Emma: No, I don't. I just worked 14 hours. I'm not gonna meet your parents.
Adam: You know what? Just help me. These are really powerful painkillers. I can't feel anything.
Emma: Feel that?
Adam: Yeah. I felt that.
Dad: Happy birthday, Adam. I'm so glad you guys could join us for dinner.
Waitress: Cheers. I'll come right back to take your order.
Dad: So, how you doing there, kiddo?
Adam: Perfect, Dad. Thank you for asking.
Dad: How long have you two been together?
Emma: Oh, we're not.
Adam: We're sex friends.
Emma: Yeah. Yes, we are.
Adam: Yeah, friends with benefits? Fuck buddies?
Dad: Great Scott!
Vanessa: I know this might be hard, but just because I'm your ex-girlfriend doesn't mean that you can't look at me as a kind of... mum?
Emma: Oh, boy.
Vanessa: Especially because, well, Alvin and I have been talking about creating new life together.

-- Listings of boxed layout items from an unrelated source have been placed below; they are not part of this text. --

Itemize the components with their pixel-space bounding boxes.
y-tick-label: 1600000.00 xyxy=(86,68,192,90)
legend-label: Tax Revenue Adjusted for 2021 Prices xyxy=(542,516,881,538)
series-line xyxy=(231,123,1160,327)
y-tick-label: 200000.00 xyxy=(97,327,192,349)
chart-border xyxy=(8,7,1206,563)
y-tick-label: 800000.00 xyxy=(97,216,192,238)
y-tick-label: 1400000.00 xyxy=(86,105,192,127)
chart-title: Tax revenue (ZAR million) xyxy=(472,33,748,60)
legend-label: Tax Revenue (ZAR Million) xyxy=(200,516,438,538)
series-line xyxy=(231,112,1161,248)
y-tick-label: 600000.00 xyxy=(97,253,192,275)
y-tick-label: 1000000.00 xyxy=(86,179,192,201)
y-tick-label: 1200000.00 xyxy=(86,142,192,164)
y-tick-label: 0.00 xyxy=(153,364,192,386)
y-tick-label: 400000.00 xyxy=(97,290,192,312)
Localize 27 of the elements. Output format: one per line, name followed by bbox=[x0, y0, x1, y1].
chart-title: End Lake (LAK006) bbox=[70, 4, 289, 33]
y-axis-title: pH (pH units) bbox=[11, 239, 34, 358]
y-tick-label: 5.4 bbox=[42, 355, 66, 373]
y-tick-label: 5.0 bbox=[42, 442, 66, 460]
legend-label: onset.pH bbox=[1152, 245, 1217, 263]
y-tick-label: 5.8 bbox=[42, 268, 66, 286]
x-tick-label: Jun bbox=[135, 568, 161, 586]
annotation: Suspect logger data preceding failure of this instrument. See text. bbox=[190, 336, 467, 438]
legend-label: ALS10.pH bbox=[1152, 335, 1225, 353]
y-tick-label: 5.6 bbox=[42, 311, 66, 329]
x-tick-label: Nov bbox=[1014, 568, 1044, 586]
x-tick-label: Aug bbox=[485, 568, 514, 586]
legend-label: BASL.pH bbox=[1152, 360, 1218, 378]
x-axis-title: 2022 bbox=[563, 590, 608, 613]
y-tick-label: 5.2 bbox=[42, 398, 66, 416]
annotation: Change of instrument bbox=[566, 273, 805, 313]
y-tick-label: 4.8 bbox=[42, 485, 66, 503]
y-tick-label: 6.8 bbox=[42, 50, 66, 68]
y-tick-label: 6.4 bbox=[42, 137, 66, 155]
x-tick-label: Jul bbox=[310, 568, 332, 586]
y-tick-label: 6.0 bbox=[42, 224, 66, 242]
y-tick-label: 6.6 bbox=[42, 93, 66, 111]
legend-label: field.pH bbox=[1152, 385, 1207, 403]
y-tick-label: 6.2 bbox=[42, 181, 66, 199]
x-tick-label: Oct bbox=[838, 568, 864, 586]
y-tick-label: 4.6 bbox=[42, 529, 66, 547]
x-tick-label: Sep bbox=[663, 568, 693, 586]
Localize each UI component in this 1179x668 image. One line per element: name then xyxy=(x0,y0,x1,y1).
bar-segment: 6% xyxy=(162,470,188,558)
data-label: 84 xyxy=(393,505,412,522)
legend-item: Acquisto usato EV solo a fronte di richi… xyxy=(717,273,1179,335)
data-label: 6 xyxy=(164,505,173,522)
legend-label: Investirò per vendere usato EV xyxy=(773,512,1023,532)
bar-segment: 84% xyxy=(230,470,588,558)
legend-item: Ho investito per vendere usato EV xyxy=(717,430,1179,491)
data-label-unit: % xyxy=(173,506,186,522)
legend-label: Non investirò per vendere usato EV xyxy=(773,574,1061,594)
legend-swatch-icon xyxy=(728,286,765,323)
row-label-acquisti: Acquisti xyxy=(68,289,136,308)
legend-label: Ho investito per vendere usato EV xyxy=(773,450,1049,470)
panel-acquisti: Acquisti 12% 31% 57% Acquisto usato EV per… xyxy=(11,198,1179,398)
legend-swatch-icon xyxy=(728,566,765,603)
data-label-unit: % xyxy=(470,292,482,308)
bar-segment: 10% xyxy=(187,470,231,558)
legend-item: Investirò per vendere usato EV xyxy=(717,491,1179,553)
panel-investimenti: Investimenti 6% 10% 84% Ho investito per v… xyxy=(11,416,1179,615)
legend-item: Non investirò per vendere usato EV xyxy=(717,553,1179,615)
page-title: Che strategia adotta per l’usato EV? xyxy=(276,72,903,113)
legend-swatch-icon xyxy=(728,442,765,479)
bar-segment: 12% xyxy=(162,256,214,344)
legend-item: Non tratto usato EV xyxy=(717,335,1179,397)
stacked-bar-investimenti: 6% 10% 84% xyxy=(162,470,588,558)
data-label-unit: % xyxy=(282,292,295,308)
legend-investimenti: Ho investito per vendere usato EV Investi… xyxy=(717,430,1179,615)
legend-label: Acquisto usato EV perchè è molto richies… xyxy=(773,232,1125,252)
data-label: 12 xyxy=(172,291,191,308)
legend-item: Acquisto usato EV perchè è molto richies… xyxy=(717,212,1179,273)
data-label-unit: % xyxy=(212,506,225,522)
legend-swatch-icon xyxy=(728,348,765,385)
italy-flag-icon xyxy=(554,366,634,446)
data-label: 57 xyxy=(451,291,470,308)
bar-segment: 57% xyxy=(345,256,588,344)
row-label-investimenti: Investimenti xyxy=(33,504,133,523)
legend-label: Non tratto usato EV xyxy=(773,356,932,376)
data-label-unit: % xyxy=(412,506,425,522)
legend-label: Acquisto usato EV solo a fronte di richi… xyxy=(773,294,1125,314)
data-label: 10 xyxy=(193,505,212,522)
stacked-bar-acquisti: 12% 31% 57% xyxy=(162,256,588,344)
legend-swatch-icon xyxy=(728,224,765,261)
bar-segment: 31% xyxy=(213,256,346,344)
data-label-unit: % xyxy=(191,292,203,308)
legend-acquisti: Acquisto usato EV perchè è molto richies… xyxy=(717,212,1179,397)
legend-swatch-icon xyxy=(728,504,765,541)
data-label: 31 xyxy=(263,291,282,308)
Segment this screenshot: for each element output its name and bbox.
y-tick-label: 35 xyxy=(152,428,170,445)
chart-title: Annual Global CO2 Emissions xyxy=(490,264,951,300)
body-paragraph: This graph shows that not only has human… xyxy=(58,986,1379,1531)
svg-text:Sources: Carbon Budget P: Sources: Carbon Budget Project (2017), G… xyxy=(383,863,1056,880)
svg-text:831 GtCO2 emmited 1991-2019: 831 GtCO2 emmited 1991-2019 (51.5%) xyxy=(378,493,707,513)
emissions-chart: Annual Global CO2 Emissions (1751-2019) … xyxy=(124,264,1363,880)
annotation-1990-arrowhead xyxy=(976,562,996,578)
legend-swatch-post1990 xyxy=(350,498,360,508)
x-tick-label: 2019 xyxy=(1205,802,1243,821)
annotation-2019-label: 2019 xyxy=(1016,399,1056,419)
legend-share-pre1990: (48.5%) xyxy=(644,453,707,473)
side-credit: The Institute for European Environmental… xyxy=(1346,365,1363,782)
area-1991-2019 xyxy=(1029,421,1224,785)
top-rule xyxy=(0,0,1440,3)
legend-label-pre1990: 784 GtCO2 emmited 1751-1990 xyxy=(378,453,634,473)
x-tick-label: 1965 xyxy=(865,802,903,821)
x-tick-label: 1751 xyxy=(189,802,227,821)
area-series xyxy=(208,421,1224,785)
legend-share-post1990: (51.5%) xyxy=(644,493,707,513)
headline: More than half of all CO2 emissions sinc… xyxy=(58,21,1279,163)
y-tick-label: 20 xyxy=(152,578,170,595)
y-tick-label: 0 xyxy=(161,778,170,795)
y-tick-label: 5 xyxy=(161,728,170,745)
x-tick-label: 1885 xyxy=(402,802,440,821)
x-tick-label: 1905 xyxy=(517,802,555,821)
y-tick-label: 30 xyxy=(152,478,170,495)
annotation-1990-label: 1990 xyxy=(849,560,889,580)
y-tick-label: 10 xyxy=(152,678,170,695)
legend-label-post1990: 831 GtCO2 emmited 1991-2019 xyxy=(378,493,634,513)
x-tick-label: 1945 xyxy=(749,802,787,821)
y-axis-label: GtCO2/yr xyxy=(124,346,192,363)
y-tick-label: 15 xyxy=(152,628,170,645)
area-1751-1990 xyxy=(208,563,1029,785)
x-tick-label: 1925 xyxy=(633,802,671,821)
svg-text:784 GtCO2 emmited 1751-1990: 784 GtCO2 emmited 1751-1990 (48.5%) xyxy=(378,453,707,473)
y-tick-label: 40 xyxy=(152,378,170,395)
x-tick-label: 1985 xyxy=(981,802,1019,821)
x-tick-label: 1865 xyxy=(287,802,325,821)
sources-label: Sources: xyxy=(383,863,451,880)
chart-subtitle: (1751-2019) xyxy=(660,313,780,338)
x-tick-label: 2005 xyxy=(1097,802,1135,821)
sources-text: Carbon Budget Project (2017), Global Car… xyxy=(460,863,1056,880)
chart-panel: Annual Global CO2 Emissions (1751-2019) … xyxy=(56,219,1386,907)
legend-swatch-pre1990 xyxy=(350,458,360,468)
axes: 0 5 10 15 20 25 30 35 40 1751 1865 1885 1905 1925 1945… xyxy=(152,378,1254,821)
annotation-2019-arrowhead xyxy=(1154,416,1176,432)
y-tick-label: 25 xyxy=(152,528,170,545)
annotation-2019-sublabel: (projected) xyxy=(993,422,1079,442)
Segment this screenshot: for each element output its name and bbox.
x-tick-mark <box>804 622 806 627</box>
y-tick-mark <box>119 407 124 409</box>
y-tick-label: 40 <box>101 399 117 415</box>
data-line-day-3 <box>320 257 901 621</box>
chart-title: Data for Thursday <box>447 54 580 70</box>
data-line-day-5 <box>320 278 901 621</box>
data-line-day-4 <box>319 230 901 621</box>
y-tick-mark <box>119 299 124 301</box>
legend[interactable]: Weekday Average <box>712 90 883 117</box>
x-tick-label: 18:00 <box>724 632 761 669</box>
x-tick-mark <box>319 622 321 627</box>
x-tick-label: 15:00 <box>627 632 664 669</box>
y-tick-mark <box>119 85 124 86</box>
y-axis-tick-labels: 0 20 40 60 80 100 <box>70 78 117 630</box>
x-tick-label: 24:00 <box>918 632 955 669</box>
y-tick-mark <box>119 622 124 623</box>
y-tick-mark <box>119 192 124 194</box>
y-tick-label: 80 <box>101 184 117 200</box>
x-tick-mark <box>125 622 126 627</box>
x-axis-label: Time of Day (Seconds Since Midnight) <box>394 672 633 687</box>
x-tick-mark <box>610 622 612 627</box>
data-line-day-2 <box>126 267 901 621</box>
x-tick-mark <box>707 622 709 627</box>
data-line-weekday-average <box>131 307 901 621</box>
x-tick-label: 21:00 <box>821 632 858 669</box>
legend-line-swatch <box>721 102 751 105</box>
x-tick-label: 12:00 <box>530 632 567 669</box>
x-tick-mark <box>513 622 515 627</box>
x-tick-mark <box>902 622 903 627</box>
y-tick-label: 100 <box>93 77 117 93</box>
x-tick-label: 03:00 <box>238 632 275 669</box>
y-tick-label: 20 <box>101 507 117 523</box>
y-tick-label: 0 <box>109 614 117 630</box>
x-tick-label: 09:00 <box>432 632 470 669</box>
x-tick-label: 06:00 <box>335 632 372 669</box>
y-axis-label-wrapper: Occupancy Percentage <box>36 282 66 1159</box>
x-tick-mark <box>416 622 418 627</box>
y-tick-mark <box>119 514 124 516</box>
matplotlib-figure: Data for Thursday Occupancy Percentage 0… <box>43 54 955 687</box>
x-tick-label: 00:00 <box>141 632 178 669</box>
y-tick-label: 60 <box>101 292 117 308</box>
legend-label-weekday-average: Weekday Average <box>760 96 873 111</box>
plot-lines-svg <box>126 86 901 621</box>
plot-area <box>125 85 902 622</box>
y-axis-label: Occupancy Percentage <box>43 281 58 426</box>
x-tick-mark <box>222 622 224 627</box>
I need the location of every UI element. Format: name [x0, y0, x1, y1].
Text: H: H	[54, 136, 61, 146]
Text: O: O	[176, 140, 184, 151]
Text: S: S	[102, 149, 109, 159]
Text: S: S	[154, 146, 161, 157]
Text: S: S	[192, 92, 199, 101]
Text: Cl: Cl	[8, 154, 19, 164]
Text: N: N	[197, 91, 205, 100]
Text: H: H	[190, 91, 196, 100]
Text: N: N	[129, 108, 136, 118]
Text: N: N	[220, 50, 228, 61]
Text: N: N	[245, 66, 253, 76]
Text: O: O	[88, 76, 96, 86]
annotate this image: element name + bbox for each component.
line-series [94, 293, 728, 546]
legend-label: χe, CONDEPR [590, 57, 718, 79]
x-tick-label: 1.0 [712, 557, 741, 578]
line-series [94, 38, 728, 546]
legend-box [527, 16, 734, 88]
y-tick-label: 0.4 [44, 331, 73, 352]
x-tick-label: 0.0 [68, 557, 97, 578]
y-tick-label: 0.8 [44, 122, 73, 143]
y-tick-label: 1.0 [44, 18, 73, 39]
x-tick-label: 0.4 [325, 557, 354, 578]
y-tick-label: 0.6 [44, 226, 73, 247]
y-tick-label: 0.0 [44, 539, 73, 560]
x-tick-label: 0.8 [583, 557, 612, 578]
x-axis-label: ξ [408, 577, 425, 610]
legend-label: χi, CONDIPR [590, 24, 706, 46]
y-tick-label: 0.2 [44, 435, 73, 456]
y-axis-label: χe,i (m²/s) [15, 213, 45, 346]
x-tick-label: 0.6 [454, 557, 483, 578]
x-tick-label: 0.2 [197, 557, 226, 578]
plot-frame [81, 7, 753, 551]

Dad: You see, we were at Burning Man.
Vanessa: And we were dressed up.
Dad: Yeah. I was dressed as a fire bird.
Emma: And what were you dressed as?
Vanessa: I was naked. And we were just out there in the desert, and he was burying my bare body in the sand.
Dad: Yeah. Pecking at it with my... fire beak.
Vanessa: And then I just thought, you know, what if all these grains of sand, were actually babies?
Dad: And so we...
Vanessa: We had this wonderful idea.
Dad: And we... well, we'd like your blessing, Adam. How do you feel about the two of us having a baby together?
Emma: This isn't really my place. I mean, who am I? I just have sex with your son sometimes. But...
Adam: Yes, she does.
Emma: But... there is really no reason for you to bring a child into this world, since you're acting like children already.
Vanessa: That was reallymean.
Emma: I'm mean. But you're fucking crazy. 'Cause given the choice between Adam and his dad, given the choice between Adam and anyone, really, I'd choose Adam, every time. Do you want to get out of here?
Adam: Yep. Fuck this.
Emma: Oh, by the way...it's the best sex of my life.